Simpatica sciocchezzuola che vanifica il fulminante, per quanto derivativo, spunto iniziale: uccisi o vieni ucciso.
Ciò accade a causa di un andamento narrativo più da videogame (uno dei personaggi ad un certo punto parla appunto di livello finale) che da film vero e proprio. E così tra una reiterazione e l'altra, il film si muove e risulta abbastanza piacevole o quantomeno non annoia grazie
ad una durata davvero minima: 70 minuti all'incirca. Qualche abbondante e piacevole iniezione splatter. Immagine finale risaputa ma che ci può stare.
Trionfalmente splatter e giocherellone nel conteggio di un body count affidato a un gioco da tavola dei tempi andati ma anche estremamente precario dal lato tecnico, con una realizzazione di appena qualche spanna al di sopra del livello amatoriale e un manipolo di attori che proprio non riescono a entrare in sintonia tra di loro. L’atmosfera seriosa quando il tutto suggerirebbe l’opposto aggiunge un pizzico di stramberia, qualche facile (e finto, suvvia...) moralismo di troppo, fuori luogo, ne sporcano il segmento finale. Squillante ma ciancicato.
Lamantini che nuotano: è questa la scenetta post-credits con cui i registi tagliano l'agognato traguardo del settantesimo minuto. L'insensatezza di questi fegatelli rappresenta l'essenza stessa del film: inutile cercare un significato ad alcunché. Supponenza nichilistica, autoparodia grottesca, humour di snervante infantilità, un editing anarchico da videomaker che eleva la negazione di un'idea a preteso colpo di genio: si resta interdetti fra un non-capo e una non-coda, prendendo coscienza che negli incisi più superflui risiedono le poche tracce di ispirazione. In quello e nel gore.
MEMORABILE: Il tizio investito tranciato a metà; L'assurda ranger che canta il jingle; Il montaggio musicale a mo' di videogame col massacro dei malati terminali.

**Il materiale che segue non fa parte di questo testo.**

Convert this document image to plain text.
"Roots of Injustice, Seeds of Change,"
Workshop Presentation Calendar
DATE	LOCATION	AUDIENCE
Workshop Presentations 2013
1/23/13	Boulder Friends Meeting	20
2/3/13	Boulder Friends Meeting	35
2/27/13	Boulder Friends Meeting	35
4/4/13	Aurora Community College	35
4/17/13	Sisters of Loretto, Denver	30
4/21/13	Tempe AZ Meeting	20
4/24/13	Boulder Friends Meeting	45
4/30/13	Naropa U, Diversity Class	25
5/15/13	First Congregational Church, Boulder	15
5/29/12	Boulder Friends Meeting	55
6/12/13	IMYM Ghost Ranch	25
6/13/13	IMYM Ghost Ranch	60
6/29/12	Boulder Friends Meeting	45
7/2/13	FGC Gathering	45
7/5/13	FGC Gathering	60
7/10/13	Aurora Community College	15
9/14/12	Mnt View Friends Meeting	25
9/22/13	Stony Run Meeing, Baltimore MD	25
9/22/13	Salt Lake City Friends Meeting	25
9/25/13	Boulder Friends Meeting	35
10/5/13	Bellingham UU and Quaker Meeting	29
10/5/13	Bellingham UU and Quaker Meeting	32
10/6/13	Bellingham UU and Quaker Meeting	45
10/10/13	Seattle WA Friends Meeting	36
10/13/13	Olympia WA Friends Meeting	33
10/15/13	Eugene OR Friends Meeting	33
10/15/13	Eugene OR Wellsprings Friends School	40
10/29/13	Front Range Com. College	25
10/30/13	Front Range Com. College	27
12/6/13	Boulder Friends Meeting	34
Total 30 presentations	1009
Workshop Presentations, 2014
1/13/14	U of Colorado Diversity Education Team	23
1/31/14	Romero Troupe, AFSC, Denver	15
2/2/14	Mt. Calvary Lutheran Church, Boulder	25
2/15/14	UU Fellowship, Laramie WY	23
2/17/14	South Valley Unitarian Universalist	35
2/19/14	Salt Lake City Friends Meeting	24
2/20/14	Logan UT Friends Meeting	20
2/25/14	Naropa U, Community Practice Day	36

Nel loro saggio movie-game, Sebastian Landry e Laurence M. Lagace non temono neppure il filosofico, che viene incapsulato nel marasma splatter con coerente partecipazione. Vivere o morire? Quale dei due cammini è il vero dono esistenziale? Ovviamente la risposta non sussiste, vanificata - o forse mai contemplata - da un cast mediocre e da una sceneggiatura monodimensionale. Fanno sorridere certi passaggi narrativi, ma il sangue, il gore e lo splatter ammaliano.
Villetta, party tra otto amici ambosessi all'insegna della goliardia godereccia e un soggetto facile basato sul ritrovamento di un vecchio gioco: ventiquattro persone devono morire in mancanza o il gioco fa esplodere la testa ai giocatori. Ennesima pellicola horror sui giochi ma da Guinness dei primati rispetto alle varie escape room o funhouse per via del banalissimo meccanismo di gioco che nel finale cerca di riprendersi con pretese esistenzialiste sulla vita e la morte. Possibilmente evitabile a meno che non vi piaccia chi vuol vincere facile di splatter.